В самолете скручивает внутренности от изменений высоты, воздух сухой, так что кожа на лице чешется, а еще от недостатка кислорода все время клонит в сон. Никто не спросил, мясо он хочет или рыбу, просто дали лоток из фольги с желтым прямоугольником. Внутри оказались курица в кляре и овощи. Висишь в пустоте, думал Егор, и ешь горошек. Не там и не тут, а где-то посередине всего. Ты ни на что не влияешь, никто даже не спрашивает, что бы ты хотел съесть. Можешь только пялиться в окно на бесконечную бугристую равнину облаков. Паланик был неправ: в заламинированной инструкции люди не улыбаются, у них вообще почти нет лиц. Вот говорят, что для врачей пациенты просто мешки с мясом и требухой, тогда для пилотов они, наверное, просто груз.
Его устраивало быть грузом.
А еще нравилось быть в толпе, где каждый сидит на своем месте и никто ни на что не влияет. Это странным образом успокаивало.
На приземлении хорошенько тряхнуло, и Егор занервничал. За спиной кто-то слабо зааплодировал, без всякого воодушевления. Город был завален снегом. В Москве температура все никак не могла решить, в плюс или в минус, но здесь были бескомпромиссные одиннадцать ниже нуля, никаких поблажек.

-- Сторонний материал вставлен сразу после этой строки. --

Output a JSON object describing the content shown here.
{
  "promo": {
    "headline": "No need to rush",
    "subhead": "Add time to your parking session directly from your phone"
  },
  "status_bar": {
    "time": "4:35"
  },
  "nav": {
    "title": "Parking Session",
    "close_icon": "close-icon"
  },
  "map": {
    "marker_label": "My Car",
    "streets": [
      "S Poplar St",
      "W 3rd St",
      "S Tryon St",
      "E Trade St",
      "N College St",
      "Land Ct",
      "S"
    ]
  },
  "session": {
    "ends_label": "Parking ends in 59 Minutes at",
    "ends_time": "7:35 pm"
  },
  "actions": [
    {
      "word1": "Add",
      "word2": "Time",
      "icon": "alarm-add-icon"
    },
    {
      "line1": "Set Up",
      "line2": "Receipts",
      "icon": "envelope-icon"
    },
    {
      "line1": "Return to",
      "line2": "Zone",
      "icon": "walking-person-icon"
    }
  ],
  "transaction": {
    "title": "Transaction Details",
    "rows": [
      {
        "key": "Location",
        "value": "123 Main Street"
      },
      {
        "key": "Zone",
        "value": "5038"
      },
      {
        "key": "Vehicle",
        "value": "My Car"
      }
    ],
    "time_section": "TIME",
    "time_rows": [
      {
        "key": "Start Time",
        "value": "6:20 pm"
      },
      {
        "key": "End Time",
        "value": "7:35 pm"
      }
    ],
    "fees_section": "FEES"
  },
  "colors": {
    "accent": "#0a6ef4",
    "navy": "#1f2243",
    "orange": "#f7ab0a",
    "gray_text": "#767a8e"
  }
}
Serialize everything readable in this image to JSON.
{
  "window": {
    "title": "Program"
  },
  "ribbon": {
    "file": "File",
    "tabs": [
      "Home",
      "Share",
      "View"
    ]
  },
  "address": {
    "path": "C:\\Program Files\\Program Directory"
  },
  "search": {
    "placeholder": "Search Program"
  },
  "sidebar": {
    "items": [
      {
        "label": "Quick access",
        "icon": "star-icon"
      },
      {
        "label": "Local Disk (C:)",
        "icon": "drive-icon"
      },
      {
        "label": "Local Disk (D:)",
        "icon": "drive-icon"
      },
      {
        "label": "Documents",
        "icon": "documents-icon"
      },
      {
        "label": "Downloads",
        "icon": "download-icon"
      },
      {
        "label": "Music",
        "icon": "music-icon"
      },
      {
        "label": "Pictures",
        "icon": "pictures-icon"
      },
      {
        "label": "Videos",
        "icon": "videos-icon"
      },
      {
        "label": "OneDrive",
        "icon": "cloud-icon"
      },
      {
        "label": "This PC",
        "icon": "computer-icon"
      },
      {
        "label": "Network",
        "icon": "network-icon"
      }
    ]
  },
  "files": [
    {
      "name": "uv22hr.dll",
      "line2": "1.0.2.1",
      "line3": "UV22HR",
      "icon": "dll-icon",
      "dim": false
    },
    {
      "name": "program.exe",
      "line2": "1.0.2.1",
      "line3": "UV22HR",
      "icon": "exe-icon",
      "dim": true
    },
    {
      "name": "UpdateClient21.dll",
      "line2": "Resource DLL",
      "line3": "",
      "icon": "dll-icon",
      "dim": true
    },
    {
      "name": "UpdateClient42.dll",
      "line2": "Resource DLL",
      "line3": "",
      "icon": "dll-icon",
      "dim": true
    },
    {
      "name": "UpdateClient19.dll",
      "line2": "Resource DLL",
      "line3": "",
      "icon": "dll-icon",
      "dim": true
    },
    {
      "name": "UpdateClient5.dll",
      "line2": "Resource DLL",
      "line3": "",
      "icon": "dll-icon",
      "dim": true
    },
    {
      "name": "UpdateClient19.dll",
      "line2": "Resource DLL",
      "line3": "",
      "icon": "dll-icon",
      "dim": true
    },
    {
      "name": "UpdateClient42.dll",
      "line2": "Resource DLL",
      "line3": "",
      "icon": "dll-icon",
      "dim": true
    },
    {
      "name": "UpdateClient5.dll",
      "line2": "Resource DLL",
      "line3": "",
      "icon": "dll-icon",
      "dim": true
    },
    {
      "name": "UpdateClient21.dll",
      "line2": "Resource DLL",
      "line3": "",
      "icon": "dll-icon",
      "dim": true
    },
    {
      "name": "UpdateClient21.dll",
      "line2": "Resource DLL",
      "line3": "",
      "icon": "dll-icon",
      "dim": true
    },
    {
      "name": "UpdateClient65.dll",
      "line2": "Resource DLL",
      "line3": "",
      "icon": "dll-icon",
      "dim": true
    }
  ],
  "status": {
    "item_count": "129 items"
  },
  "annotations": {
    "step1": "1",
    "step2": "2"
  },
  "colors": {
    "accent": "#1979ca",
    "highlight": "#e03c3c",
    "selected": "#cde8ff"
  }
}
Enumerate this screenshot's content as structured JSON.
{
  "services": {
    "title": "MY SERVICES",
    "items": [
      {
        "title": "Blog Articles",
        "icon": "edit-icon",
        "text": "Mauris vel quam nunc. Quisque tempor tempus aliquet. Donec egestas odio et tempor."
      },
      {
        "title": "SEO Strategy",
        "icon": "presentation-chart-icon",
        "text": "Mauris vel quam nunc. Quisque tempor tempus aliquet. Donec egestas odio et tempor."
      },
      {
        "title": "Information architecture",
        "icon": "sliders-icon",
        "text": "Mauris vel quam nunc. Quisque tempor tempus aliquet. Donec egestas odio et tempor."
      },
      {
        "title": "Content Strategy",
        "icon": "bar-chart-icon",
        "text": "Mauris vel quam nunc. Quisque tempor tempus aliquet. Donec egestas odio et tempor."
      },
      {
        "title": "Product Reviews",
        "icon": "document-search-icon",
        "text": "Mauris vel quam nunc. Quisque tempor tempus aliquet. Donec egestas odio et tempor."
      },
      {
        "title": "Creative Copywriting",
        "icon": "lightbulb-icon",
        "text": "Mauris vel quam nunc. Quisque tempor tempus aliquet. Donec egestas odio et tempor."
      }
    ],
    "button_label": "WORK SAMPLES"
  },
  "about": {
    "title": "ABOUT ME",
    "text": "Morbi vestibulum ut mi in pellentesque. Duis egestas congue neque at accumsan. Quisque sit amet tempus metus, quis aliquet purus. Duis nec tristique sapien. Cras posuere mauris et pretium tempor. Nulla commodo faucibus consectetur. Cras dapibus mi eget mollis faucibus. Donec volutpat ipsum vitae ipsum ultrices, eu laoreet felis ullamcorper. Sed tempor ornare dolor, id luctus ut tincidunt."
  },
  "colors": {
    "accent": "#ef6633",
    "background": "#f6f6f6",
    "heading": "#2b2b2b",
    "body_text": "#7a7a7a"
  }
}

От самолета до аэропорта его довез полупустой автобус. В главном зале встретила массивная стальная статуя Ермака верхом на коне, который мчался навстречу скалящемуся волку. Цинично, если подумать, его делать героем, хотя, что уж там, в духе времени. Кого символизирует волк? Сибирских татар, манси, которым когда-то принадлежали эти земли до того, как на них пришли русские? Раньше Егор никогда о таком не размышлял, а сейчас вдруг задумался, что повсюду, куда ни плюнь, этот завоевательный контекст.
Таксист жаловался на дорогу и на сугробы выше человеческого роста, которые никто не убирал, типа, само растает. Расспрашивал, как в Москве, пробки, небось. Да я без машины, сказал Егор, там машина-то особенно не нужна, все на метро. Помолчали. В такси говорят обо всем, кроме. Слушай, осторожно подступился водитель, а ты как, что, думаешь доллары покупать? Не знаю, ответил Егор, я улетаю скоро, в Армении, говорят, российские карты еще работают. Таксист на это ничего не ответил и дальше ехал молча.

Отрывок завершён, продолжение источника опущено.